Eric, Matthias and I skinned at a bristling pace from the S-turns in Big Cottonwood Canyon through fir, aspen, and on up the immense, northeast-facing slide path known as Bonkers. 4500 feet of ascent in three hours enabled lunch in unbelievable calm on the tippy-top of Stairs and Bonkers. On this tiny knob high in the sky, the awe-inspiring view of Salt Lake Twins and Lone Peak is unmatched.

Laughing all the way, we arced one by one down the wide, powdery avenue that is Bonkers. When Mother Nature designed a ski run, this was it. Lined by cliffs, but wide enough for 40 sets of tracks, its rolls and gullies and all of it faces NE, the magic aspect. It's 40-degrees at the top, gradually moderating, like a parabola, to 10-degrees as you milk the last turn to the beaver pond, 2500’ below!

One time in the early ‘90s, I counted 375 turns while skiing it continuously. Now I get around one hundred, and new-schoolers shred it in 10. Regardless of personal style, anyone who non-stops it is super fit!

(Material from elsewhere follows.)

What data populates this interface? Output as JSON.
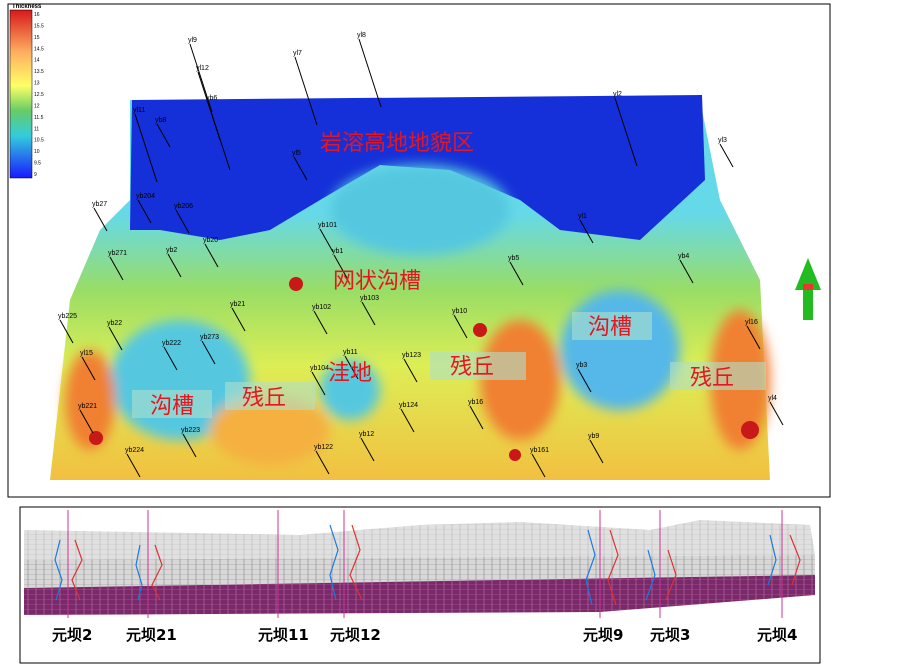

Another form of fitness comes into play when you skin back up the trail for the Stairs. On one marathon tour, Tim and I lapped Bonkers 3 times before the home run! But this time Eric and Matthias actually wanted to save some energy for the Gulch and get home in time for dinner. One-and-a-half hours put us back on top where we dropped into superb pow.

As we navigated the dry reef and endless couloirs of the 5,000’ drop, our snow quality dropped with the altimeter. By the bottom, we were on a rain-smoothed tongue of old avalanche debris littered with tiny bits of shale. Saving some energy had been wise, but it was all part of the epic adventure, and no one had any regrets as we criss-crossed the creek and hiked down the last 300’ past the classic summer rock climbs of lower Stairs Gulch. Molson Canadian never tasted so good!